Locate a Place to Camp
Now comes the hard part: finding a spot that fits what you’re looking for. Websites like Campendium, the Dyrt, FreeCampsites, and iOverlander produce maps of dispersed-camping sites. Apps like Gaia GPS can provide topographical maps to get you there. (Gaia GPS is owned by the same parent company as Outside, and Gaia GPS Premium is now included with an Outside+ membership.)
“Camping should be accessible for everyone. These spots shouldn’t be secret,” says the Dyrt cofounder Kevin Long, who’s in the middle of a yearlong van-camping trip. “Anyone can add a campground or dispersed spot and share it with everyone.”
Be sure to download those maps ahead of time, in case you lose cell service. Some of them allow you to overlay your GPS location onto the map to guarantee you’re still in a legal zone. The rule of thumb is to camp at least 200 feet from any water source and a similar distance from any roads or trails.
Once you’re driving down that dirt road, be patient as you look for a good site. “I’ve turned the process of finding dispersed camping into part of the enjoyment,” says Long. “It may take a while to drive around and find a spot, so get in the mindset that the journey starts the moment you get in the car.”
Leave the Land Untouched
When camping anywhere, but especially in dispersed-camping areas on public lands, it’s critical to follow the principles of Leave No Trace. That means disposing of all waste properly, respecting plants and wildlife, following campfire regulations, and minimizing impact.

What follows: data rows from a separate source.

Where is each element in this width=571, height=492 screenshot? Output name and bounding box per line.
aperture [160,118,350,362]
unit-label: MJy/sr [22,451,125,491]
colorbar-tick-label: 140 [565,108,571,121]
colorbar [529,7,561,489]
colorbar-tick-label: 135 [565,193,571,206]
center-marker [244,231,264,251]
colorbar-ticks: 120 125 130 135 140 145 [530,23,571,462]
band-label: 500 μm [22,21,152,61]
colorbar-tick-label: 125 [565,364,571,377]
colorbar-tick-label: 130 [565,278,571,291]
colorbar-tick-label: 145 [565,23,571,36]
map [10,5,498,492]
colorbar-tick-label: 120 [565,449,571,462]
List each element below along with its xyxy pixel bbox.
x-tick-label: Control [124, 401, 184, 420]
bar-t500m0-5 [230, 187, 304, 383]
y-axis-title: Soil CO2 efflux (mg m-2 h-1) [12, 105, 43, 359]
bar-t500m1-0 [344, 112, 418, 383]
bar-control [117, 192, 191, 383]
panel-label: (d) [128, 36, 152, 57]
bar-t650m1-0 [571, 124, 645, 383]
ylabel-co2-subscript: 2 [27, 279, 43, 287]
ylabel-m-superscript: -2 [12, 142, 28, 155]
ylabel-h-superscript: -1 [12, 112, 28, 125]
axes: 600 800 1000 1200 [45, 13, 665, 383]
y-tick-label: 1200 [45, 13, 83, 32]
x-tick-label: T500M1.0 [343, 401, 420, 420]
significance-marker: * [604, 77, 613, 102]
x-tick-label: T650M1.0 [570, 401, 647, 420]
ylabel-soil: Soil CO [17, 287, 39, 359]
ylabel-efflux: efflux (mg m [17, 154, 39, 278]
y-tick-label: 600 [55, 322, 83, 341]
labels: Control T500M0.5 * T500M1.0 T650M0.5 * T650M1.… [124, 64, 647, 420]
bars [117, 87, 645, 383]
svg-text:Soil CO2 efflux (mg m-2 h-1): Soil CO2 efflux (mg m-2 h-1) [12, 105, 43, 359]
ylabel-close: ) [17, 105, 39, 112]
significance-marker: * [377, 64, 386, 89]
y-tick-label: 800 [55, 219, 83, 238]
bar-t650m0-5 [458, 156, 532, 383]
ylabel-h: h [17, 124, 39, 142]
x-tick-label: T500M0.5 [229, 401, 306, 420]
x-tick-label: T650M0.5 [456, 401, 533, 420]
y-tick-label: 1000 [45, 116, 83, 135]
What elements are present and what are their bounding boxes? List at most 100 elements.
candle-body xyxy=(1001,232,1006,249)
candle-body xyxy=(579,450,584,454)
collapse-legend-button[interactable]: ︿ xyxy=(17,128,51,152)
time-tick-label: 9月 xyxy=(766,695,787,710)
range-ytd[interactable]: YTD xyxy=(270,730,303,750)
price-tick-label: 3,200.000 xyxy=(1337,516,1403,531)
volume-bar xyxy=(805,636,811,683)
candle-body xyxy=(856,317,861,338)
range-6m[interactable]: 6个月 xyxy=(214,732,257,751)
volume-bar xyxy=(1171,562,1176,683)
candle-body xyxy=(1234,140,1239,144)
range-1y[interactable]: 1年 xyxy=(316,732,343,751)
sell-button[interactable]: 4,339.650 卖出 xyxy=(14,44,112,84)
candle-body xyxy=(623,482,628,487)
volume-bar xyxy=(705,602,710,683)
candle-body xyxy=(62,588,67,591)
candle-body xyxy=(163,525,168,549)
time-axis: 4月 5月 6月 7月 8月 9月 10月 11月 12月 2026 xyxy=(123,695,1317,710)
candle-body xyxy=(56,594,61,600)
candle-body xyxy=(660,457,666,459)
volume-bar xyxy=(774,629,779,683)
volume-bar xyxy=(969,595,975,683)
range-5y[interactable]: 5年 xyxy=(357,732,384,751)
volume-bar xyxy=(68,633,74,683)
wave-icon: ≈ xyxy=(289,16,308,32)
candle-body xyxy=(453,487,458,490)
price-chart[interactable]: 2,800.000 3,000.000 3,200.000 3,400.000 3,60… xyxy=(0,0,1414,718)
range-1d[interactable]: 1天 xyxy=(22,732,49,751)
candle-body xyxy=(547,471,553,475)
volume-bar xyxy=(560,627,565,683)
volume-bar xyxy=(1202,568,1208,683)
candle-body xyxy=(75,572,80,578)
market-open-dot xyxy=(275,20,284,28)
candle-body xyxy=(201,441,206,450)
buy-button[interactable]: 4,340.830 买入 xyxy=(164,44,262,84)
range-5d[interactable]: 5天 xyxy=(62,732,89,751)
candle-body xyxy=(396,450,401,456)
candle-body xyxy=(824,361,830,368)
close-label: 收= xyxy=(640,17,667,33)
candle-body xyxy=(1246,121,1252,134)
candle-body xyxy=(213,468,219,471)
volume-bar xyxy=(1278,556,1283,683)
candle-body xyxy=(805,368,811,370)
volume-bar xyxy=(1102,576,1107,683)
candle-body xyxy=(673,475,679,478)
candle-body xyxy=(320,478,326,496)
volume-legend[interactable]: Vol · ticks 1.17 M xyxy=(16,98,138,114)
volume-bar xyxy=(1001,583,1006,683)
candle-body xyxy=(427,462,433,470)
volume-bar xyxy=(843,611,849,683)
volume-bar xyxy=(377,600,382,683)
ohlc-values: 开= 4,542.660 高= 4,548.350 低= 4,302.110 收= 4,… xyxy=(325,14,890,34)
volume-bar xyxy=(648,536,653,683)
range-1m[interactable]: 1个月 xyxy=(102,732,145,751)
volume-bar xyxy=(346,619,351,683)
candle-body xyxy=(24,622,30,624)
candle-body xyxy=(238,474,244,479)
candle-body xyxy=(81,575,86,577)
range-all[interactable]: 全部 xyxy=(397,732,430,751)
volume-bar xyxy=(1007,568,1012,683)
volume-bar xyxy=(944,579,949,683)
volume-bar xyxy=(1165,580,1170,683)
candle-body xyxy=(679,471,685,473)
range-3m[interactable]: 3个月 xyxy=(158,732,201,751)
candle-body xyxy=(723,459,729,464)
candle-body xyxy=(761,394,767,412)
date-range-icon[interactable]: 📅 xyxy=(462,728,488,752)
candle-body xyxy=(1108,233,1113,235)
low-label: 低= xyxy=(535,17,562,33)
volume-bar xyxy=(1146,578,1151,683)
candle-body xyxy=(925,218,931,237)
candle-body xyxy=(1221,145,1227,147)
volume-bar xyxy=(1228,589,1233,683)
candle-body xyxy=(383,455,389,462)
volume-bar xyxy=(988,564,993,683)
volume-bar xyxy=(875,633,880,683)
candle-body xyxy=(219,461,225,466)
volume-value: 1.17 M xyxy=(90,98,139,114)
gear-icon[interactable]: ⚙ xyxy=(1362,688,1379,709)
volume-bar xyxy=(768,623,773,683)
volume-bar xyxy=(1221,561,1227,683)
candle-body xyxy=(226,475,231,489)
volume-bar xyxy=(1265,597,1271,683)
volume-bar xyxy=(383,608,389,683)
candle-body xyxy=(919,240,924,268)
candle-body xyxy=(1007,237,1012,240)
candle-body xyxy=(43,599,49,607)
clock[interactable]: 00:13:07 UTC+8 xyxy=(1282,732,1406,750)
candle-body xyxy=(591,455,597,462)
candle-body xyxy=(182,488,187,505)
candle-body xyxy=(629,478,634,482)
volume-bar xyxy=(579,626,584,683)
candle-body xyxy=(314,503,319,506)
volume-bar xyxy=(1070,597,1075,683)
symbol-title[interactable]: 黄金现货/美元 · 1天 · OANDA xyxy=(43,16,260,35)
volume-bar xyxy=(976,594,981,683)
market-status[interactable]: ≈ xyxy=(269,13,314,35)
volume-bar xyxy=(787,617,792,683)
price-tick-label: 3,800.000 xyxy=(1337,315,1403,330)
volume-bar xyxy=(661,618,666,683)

“When we are dispersed camping, we are accepting our place as stewards of the land,” says Reyes-Acosta. “It’s less about getting away from other people and more about being in touch with the experience of the outdoors. The best way to do that is being responsible.”
Don’t know what to do with human waste? Consider a camp toilet or pack wag bags. (For more on that, check out Outside’s guide to pooping almost anywhere.) The same goes for your dog’s waste: pick it up and pack it out.
Find out whether you’re allowed to have a campfire before you strike a match. Due to wildfire risk, many public lands have hard restrictions on campfires during the dry summer months. If you can have a fire, make sure you’re following guidelines on how to put out your campfire properly. Better yet, just skip the fire and use solar lights or lanterns instead.
“I’ve found that I can have an equal or better experience without a fire,” says Reyes-Acosta. “You can see the stars better, and there’s something about being under this big night sky and gazing up and remembering why we’re here and what we’re doing with our friends in these beautiful, natural spaces.”